Mr Mundell, Mr Fox and Oliver Letwin (who actually said he wanted the UK to have its cake and eat it) must be in receipt of information indicating the Brexit negotiators on the EU side are all soft touches who are absolutely heartbroken the UK has become the first country ever to leave the EU. Earlier this week, Italian Prime Minister Matteo Renzi had repeated what every minister from within the EU has said about Brexit since the UK voted to leave. There can be no full access to the single market with limitations on immigration. Mr Renzi, like all his EU counterparts, could be said to be carrying “the standard of free movement of peoples as a badge of honour”. He went further: it would be “impossible” for Britain to have more rights than other countries who are outside of the EU.

It seems that, in the absence of anything resembling a strategy on Europe, members of the Tory Government have been given a free pass to make it up as they go along. Thus Mr Mundell, blundering about on territory he knows little of and cares less about, began to warm to his theme by accusing Nicola Sturgeon and the SNP of exploiting the Brexit shambles to renew their demands for a second referendum on Scottish independence. “The FM very disappointingly mentioned independence within three hours of the result being declared and has spoken about it every single day since June 23,” he said. Personally, I was very disappointed it took the First Minister as long as three hours.

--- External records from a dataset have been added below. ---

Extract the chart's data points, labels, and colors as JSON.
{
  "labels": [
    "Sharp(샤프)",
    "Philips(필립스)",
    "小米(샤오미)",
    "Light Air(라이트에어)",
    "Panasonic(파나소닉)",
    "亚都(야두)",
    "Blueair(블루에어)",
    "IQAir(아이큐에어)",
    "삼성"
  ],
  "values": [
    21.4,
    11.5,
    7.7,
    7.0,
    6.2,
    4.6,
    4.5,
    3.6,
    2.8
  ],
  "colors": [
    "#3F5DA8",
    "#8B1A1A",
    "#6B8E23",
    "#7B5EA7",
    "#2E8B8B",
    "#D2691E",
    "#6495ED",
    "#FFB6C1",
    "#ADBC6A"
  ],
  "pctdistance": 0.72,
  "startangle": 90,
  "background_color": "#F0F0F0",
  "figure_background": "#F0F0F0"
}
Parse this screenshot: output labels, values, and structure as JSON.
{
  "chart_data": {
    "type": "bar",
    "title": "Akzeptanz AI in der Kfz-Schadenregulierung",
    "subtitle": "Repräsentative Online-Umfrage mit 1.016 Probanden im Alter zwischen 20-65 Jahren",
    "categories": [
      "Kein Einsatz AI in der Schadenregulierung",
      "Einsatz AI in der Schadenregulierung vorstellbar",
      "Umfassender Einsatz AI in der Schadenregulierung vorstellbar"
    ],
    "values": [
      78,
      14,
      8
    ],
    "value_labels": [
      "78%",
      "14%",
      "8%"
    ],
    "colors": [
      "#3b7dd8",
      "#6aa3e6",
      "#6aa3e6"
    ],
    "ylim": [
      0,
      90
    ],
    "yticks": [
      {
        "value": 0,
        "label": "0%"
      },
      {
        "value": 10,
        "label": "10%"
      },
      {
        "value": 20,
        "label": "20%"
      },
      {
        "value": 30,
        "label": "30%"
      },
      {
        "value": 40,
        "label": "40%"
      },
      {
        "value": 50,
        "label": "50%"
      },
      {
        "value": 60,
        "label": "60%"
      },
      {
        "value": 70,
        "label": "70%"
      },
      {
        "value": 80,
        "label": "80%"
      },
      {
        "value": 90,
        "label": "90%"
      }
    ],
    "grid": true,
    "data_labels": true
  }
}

If Mr Mundell were to ask his researchers kindly, I’m sure they’d discover Ms Sturgeon mentioned independence every day prior to June 23 since the EU referendum was announced. He’d also find probably that this is still fewer than the amount of times Ruth Davidson has mentioned independence.

Mr Carney’s suddenly-discovered optimism; Mr Fox’s arrogance and Mr Mundell’s delusions; all of them are indicative of a party that hasn’t got a clue what to do about the biggest and most important peacetime challenge the British state has faced in modern times. Indeed, a person would be forgiven for believing that a vast, re-writing of the Brexit event is being undertaken by the Conservatives and their cheerleaders in the Unionist commentariat: that the rest of the EU had a referendum on the UK’s continued membership and elected to kick us out.

Thus, any European leader who dares to attach the issue of free movement to the UK’s aim of somehow accessing the free market without it is immediately dismissed. Anti-Brexiteers, in the absence of any leadership on the issue from Teresa May, are now positioning themselves as the Little Englanders they reviled in the course of the EU campaign. Europe is trying to bully us, they claim, conveniently forgetting this was all of their making.

This all started with a hubristic Prime Minister who thought he could out-manoeuvre his party’s scarecrow wing. It was taken up by Boris Johnson and Michael Gove, a pair of political opportunists who decided they would use the economic futures of tens of thousands of UK families and businesses as leverage for their naked ambition. And it was exploited by a velvet-collared political Del Boy to realise his xenophobic pipe dream of Britain for the British.

Against this backdrop it is hardly surprising Ms Sturgeon would seek to solicit support for a second referendum. Scotland’s connections to Europe stretch back almost a millennium; this country was building cultural and trading partnerships with the countries of Europe even as England was seeking to dominate them. And now Scotland, backed by an almost two-thirds majority of its people, is seeking to protect its historic relationships with the Europeans while England is seeking to cut itself off from them and bully them once more.

Mr Mundell and Mr Fox represent the dying culture of Empire fuelled by a sense of entitlement. They and the party they represent strengthen the case for a mature, independent and outward-looking Scotland every time they open their mouths.